That may be helpful. The x2APIC support was apparently never committed to FreeBSD 10.x.

A Supermicro FAQ for a much older board says: _in “Local APIC Mode” selections of BIOS setup, please select “Compatible APIC Mode.”_ Your motherboard may have something different, perhaps X2APIC_OPT_OUT.


----------



## trumee (Aug 7, 2017)

The X2APIC was set to disabled in BIOS. Unfortunately, I dont see an option to set 'Compatible APIC mode'.






After enabling it, i get an extra option as you mentioned. Going to try this out.


----------



## trumee (Aug 7, 2017)

I tried with both X2APIC_OPT_OUT flag on and off, with a soft reset in between.
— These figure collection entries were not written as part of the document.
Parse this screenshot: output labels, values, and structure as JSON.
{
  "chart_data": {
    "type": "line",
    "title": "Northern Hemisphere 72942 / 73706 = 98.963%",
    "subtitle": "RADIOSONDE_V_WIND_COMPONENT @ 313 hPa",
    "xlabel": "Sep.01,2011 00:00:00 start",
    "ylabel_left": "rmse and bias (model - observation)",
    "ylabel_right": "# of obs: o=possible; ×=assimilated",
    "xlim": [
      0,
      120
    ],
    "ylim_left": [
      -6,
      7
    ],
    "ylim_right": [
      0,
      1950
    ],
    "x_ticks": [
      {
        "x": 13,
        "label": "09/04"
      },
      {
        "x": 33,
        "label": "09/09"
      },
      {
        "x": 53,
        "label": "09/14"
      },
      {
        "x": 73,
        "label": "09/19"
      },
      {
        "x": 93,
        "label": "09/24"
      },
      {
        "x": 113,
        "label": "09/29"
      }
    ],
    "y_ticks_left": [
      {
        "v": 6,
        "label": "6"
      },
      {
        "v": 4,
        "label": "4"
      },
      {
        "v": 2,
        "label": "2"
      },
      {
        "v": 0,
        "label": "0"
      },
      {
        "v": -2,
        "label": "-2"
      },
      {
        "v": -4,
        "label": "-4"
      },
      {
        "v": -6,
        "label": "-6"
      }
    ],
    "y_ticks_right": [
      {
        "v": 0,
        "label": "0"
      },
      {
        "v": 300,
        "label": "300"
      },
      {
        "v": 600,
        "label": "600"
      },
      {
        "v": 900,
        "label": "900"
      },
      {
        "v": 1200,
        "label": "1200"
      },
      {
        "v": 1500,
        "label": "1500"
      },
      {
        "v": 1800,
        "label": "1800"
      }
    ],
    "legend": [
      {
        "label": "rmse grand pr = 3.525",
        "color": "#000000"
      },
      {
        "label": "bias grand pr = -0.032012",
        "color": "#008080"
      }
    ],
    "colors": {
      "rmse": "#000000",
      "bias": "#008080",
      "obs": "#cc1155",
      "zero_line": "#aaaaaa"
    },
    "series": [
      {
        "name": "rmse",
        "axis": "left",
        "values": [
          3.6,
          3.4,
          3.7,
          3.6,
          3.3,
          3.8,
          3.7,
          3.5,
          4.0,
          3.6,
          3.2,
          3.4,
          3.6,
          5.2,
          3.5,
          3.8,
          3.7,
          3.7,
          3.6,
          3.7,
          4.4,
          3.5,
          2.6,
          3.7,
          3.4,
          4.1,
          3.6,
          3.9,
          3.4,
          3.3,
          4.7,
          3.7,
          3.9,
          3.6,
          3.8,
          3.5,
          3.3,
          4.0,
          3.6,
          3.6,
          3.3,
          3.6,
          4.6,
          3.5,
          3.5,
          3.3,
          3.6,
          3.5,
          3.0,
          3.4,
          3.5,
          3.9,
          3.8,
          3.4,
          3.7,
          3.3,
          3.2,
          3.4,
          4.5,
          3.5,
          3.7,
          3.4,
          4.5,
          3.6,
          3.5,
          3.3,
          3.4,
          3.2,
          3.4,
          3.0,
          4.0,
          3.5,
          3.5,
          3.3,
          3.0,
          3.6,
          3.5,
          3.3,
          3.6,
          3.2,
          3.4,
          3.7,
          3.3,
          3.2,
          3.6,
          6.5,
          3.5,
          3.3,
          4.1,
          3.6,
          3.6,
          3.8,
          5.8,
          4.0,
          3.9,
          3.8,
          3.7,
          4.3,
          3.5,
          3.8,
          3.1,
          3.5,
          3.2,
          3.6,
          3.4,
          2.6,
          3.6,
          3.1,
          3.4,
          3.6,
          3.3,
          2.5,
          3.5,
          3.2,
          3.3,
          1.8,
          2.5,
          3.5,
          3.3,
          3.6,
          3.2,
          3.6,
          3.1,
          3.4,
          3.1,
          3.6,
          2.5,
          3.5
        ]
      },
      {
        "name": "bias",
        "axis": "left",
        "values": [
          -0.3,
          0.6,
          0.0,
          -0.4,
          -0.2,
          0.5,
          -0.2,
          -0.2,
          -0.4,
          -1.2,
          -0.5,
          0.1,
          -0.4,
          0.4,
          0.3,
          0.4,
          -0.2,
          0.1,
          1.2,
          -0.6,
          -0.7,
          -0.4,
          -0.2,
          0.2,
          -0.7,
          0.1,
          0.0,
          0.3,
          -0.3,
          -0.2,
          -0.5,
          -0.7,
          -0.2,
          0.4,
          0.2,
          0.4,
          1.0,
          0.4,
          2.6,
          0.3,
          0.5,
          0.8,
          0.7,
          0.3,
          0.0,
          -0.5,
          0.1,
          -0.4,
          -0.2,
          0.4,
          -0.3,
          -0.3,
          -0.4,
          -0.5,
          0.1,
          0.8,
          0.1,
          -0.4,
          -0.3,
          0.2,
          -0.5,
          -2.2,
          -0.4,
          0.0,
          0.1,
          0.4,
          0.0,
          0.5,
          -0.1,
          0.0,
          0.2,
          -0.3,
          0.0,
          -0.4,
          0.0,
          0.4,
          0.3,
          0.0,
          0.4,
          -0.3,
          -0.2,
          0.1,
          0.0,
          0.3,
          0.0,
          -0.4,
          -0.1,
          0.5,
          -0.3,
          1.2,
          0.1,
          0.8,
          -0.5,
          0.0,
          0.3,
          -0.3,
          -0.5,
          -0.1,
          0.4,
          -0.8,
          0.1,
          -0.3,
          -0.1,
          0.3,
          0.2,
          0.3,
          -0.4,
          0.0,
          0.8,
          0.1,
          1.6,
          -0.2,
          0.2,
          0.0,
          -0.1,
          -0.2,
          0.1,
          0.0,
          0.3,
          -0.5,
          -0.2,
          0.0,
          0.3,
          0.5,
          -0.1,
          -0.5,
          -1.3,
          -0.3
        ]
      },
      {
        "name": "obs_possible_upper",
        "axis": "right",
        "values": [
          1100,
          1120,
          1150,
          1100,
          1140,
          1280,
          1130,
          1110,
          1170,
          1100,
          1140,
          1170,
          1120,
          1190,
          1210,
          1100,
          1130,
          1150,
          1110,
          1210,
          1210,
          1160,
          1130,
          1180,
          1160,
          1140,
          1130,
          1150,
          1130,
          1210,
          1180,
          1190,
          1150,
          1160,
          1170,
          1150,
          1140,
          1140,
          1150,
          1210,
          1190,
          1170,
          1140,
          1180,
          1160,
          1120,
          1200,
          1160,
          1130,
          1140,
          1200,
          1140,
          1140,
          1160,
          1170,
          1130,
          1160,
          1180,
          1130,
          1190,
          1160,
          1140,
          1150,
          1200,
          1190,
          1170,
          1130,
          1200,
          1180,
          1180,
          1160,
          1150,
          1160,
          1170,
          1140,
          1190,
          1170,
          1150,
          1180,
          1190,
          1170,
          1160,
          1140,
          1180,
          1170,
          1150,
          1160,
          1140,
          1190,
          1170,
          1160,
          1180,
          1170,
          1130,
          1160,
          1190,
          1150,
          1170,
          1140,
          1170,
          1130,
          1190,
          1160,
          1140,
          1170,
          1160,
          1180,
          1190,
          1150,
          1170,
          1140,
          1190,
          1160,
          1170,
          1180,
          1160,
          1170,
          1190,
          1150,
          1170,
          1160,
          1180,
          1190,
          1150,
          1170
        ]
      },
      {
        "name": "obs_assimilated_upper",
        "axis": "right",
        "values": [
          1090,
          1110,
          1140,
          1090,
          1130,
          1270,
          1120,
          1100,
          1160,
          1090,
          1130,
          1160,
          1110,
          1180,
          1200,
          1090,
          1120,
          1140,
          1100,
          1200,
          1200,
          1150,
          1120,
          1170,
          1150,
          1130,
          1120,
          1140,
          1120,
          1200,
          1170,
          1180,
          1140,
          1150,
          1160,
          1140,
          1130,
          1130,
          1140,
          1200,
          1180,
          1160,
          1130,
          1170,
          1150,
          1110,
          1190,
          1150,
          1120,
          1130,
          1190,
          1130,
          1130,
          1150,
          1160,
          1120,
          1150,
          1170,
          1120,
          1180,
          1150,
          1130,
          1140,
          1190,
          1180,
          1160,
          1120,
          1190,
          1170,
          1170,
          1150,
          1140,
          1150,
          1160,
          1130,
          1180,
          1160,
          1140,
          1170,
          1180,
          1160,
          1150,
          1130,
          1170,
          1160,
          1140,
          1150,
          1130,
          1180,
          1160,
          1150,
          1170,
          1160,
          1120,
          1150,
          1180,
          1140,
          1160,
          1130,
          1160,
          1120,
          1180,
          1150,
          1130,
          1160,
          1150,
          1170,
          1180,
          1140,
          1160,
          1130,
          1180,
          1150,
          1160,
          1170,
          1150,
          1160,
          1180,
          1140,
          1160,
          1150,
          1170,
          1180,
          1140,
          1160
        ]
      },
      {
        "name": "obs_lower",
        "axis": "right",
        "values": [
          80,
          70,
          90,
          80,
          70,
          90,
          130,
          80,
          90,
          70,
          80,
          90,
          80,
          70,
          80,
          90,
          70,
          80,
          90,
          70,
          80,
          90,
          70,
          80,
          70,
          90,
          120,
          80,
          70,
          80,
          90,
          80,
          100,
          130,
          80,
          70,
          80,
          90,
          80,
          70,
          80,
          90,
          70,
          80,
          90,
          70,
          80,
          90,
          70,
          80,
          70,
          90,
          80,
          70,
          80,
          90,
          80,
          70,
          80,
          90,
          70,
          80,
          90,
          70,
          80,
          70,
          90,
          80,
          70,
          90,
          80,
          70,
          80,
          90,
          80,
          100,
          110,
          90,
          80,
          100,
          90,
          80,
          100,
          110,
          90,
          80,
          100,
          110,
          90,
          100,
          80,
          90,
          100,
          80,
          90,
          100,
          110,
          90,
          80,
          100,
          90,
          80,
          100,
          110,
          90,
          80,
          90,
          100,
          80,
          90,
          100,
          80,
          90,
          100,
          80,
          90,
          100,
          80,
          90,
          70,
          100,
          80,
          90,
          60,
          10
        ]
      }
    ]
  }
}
It didnt help.


----------



## trumee (Aug 7, 2017)

The system booted up fine with two consecutive reboots. This is with X2APIC_OPT_OUT flag turned on. I will try a reboot after 24 hours to check again.


----------



## trumee (Aug 9, 2017)

No dice. Changing flag doesn't make a difference. Still hangs.


----------



## Terry_Kennedy (Aug 11, 2017)

trumee said:


> No dice. Changing flag doesn't make a difference. Still hangs.


I don't have any further suggestions. You might try posting to freebsd-stable@, since more developers hang out there and someone may give you other things to try.


----------



## trumee (Aug 13, 2017)

The culprit was the USB 3 PCIe card. As soon as i took it the problems went away. This BUG report has the details.


----------